PIANO (Performance Interaction and Augmented Noise Object) by John Ferguson and Mauricio Iregui.

PIANO is an instrument that revolves around a computer, a projector, an infrared (IR) camera and IR lighting, built-in speakers, and a number of objects fitted with fiducial symbols. The camera detects IR light reflected by the symbols and ignores light from the projector. The location of physical objects and their angle of rotation is mapped to various audio parameters. PIANO is influenced by the work of Sergi Jorda, particularly tabletop interface The Reactable.

PIANO on Scope TV December 2017 from Music Technology QCGU on Vimeo.

The current era is obsessed with technological miniaturisation and online communication, but before the emergence of radio and TV (etc) the upright piano was commonly found in homes and social scenarios (such as pubs). PIANO investigates the cultural omnipresence of the upright piano and explores the creative possibility of an instrument of similar size and scale.
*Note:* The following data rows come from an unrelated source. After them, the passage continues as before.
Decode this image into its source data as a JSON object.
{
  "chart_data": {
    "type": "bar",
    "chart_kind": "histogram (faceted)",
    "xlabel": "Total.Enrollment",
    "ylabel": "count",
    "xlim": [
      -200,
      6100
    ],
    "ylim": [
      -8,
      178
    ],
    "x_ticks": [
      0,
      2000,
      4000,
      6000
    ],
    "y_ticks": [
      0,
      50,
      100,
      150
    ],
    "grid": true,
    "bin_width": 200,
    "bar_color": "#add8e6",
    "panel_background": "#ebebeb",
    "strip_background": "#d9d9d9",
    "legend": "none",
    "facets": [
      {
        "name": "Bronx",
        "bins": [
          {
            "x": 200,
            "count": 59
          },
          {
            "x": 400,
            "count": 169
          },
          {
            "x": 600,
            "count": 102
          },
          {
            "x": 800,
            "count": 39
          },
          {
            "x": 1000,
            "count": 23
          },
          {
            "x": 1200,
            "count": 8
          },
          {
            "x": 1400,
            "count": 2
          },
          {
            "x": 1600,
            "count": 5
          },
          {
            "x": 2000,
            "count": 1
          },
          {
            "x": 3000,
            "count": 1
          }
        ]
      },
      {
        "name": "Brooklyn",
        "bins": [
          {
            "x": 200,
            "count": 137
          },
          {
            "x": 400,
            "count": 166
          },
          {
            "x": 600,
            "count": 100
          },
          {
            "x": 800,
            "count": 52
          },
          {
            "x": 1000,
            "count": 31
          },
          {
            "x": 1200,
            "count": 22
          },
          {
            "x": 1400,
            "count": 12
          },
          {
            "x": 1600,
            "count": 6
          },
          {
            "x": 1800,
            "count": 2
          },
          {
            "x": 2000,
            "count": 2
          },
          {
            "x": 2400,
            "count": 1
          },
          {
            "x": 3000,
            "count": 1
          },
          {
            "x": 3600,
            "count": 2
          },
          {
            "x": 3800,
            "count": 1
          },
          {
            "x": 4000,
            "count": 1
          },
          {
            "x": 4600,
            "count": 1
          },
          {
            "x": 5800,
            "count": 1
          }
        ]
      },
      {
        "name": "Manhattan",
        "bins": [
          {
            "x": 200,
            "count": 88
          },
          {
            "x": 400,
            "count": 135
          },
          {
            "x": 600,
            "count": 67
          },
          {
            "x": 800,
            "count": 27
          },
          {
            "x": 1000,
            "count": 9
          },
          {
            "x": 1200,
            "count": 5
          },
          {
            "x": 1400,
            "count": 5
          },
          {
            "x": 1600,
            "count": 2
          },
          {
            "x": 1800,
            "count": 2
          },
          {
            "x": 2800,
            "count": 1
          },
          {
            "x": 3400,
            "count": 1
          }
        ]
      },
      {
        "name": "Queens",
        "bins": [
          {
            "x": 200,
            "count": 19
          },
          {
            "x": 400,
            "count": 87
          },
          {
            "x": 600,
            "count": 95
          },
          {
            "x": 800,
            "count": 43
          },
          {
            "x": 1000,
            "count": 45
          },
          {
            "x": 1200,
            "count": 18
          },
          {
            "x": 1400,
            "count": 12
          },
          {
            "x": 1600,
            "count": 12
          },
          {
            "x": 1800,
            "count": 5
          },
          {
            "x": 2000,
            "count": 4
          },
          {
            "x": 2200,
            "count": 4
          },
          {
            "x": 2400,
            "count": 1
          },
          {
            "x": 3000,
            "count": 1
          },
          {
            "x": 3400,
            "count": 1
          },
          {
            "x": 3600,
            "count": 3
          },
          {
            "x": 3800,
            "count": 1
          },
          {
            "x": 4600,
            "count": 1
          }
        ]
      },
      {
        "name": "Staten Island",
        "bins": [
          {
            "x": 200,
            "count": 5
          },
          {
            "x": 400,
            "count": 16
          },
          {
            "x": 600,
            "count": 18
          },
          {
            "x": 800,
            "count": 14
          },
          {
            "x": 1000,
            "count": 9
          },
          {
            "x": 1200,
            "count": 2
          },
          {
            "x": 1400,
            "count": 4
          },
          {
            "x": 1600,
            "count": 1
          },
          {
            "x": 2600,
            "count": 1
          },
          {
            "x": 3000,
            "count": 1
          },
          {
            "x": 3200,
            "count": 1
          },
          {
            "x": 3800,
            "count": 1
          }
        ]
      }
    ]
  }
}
Adopting this sizeable footprint allows the interactive potential of digitally-augmented physical objects on a large-scale ‘canvas’ in a range of social situations to be explored. Rather than relying on a 1-1 relationship between humans and their technologies and an invisible connection via the internet (such as is the case with a smartphone), PIANO investigates the potential of digitally augmented objects that can be performed by multiple people simultaneously in a variety of social settings.  

In 2017 PIANO @ Sonic Playground was presented at World Science Festival Brisbane as part of 100 Ways to Listen. PIANO was also presented at the national conference of Museums Galleries Australia and Ferguson was filmed demonstrating PIANO and various other devices for ScopeTV, which was broadcast nationally in Australia via Network Ten and archived online. In 2018 100 Ways to Listen won the Queensland State award and was a finalist in the national APRA AMCOS Art Music Awards in the Excellence in Experimental Music category.

The PIANO @ Sonic Playground installation revolves round audible beating, which occurs when two independent sine waves are very closely aligned in frequency and a degree of phase cancelation occurs, resulting in the creation of a rhythmic pulse.